May 09, 2012
Benefit Corporations: Marketing & Branding
Posted by Haskell Murray

In addition to redirecting the focus of directors to stakeholders other than just shareholders, marketing/branding has been discussed as a major benefit of organizing under the benefit corporation statutes. (See, e.g., Allen Bromberger, a leading attorney in the social enterprise space, who writes:  “Many observers believe that the advantages benefit corporation status deliver are brand-related.”)

Personally, I don’t think marketing/branding value is a substantial benefit of merely becoming a benefit corporation.  (I will leave for the comments the normative question of whether the states should be intentionally engaged in the entity branding business at all.)

The benefit corporation statutes do mandate some additional transparency through the required annual benefit report, but the statutes do little to ensure a valuable brand. If I were an investor looking for “blended value” – part monetary return, part “warm glow ” – the benefit corporation statutes alone would not convince me that I am going to get either.

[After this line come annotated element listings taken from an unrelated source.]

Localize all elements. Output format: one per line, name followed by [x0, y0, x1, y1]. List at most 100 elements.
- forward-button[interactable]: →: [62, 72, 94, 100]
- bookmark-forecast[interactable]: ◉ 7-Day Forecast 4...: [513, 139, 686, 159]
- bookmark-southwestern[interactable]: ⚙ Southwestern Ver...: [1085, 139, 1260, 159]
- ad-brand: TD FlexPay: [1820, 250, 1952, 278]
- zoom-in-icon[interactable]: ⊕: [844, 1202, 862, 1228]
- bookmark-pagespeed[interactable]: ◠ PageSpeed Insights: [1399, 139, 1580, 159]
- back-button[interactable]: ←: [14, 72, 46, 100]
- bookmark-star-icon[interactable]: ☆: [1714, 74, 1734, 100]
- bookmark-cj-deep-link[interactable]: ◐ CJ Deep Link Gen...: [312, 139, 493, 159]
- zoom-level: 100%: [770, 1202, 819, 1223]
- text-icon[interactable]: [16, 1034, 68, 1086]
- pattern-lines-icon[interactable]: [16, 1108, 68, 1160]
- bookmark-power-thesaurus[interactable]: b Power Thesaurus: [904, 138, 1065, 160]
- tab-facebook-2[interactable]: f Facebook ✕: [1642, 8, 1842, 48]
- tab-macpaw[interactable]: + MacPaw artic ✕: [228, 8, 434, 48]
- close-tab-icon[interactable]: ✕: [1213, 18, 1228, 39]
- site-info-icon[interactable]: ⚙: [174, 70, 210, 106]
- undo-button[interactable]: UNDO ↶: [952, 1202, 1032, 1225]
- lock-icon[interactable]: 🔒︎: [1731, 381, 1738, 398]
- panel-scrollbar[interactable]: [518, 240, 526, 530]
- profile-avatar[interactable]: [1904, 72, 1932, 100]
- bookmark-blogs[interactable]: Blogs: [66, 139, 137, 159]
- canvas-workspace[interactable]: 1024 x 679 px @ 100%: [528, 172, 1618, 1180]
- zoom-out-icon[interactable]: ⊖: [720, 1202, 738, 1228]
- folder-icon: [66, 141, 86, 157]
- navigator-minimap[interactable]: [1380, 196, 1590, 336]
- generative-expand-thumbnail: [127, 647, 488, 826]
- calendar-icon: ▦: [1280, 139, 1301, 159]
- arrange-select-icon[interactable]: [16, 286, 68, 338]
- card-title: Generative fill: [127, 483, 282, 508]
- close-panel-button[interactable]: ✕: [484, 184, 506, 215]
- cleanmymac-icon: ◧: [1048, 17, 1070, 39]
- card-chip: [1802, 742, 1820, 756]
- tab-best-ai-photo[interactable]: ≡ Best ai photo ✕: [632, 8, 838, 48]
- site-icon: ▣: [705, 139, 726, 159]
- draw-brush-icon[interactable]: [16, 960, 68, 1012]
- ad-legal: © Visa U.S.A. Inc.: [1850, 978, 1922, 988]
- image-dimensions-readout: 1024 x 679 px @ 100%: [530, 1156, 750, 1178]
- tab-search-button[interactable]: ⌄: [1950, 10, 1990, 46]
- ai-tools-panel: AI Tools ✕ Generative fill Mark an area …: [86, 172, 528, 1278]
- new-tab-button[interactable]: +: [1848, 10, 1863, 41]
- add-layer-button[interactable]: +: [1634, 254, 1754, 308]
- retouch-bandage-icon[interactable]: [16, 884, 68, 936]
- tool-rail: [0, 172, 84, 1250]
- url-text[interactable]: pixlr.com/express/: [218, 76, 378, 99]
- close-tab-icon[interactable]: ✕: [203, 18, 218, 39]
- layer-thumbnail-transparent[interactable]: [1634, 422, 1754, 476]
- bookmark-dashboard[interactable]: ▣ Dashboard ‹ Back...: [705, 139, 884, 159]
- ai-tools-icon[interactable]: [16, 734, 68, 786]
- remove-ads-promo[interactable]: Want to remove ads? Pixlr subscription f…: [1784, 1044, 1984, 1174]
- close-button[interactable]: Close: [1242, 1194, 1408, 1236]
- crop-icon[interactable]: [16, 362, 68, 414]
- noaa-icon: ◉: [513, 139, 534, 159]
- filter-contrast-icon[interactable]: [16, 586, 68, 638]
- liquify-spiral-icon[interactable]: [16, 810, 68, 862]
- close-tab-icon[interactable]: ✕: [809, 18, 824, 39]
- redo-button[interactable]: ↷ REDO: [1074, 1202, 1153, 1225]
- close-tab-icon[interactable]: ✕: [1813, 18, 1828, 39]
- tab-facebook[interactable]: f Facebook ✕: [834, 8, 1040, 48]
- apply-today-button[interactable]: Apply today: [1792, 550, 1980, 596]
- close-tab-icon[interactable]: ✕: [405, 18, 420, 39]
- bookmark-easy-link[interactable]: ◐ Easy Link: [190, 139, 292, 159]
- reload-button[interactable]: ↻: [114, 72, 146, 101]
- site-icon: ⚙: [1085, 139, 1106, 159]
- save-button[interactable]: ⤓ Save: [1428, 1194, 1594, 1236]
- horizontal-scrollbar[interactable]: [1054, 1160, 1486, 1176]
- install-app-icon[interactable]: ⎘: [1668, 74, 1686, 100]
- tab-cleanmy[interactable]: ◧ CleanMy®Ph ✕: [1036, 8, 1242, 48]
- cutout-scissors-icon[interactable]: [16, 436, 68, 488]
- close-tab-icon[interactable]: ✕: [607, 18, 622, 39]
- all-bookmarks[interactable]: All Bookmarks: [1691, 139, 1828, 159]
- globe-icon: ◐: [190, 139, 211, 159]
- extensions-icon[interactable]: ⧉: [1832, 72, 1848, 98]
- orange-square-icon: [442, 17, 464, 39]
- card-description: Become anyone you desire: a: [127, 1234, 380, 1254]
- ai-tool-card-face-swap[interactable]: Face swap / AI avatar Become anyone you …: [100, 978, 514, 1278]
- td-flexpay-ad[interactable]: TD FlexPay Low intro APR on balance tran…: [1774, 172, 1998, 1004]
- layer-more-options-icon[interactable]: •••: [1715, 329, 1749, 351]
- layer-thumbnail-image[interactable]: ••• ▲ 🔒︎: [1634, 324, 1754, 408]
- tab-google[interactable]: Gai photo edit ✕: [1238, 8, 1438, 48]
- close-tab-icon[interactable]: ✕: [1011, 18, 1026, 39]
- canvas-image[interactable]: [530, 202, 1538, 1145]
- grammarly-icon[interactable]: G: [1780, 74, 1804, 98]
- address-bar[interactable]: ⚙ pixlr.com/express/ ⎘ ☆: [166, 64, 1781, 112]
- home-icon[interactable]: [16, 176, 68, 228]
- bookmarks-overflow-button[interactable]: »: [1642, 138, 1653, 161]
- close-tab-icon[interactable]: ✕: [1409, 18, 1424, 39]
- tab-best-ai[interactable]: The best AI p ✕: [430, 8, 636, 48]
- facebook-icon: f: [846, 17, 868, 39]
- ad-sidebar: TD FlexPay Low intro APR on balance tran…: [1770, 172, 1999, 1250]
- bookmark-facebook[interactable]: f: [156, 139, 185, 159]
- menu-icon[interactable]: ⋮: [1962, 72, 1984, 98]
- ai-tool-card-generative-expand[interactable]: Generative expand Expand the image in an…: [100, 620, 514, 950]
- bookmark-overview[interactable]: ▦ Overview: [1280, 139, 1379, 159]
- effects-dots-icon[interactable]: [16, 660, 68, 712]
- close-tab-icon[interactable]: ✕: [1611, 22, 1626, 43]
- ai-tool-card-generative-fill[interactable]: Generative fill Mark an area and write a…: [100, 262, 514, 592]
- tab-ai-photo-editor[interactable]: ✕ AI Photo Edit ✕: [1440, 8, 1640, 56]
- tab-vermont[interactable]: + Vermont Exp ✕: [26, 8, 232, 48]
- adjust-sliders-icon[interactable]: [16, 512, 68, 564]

For example, benefit corporations must be measured against a “third party standard,” but the statutes do not say much about the standard and how it should measure the "benefit." The model legislation states that the third party standard must be comprehensive, independent and credible (words lawyers could have fun defining).  But those requirements are not in a number of the actual statutes and even if they are included, investors would still have to do due diligence on the specifics of each third party standard, which ruins most of the benefits of a brand.  One third party standard could be environmentally heavy, one could tilt towards employees, one could be bent liberal, one could be bent conservative, etc.  You just aren't exactly sure what you will get in a benefit corporation.

The branding value on the sales end of things is similarly low. Right now, few customers know what benefit corporations are and as they become better informed they will realize that the benefit corporation statutes do not guarantee them that much.

The B Lab certification and other similar certifications may, however, have some significant branding value. (And there may be a halo effect for non-certified benefit corporations until the ignorance addressed here disappears). If certain investors trust B Lab and agree with its standards, then those investors can rely on the certified B corp. brand.  Also, as noted in an earlier post, I have heard, anecdotally, that being a part of the certified B corporation community and similar communities (like the L3C community) can be quite valuable to companies because of the networking opportunities, services, discounts and resources available to members of those communities.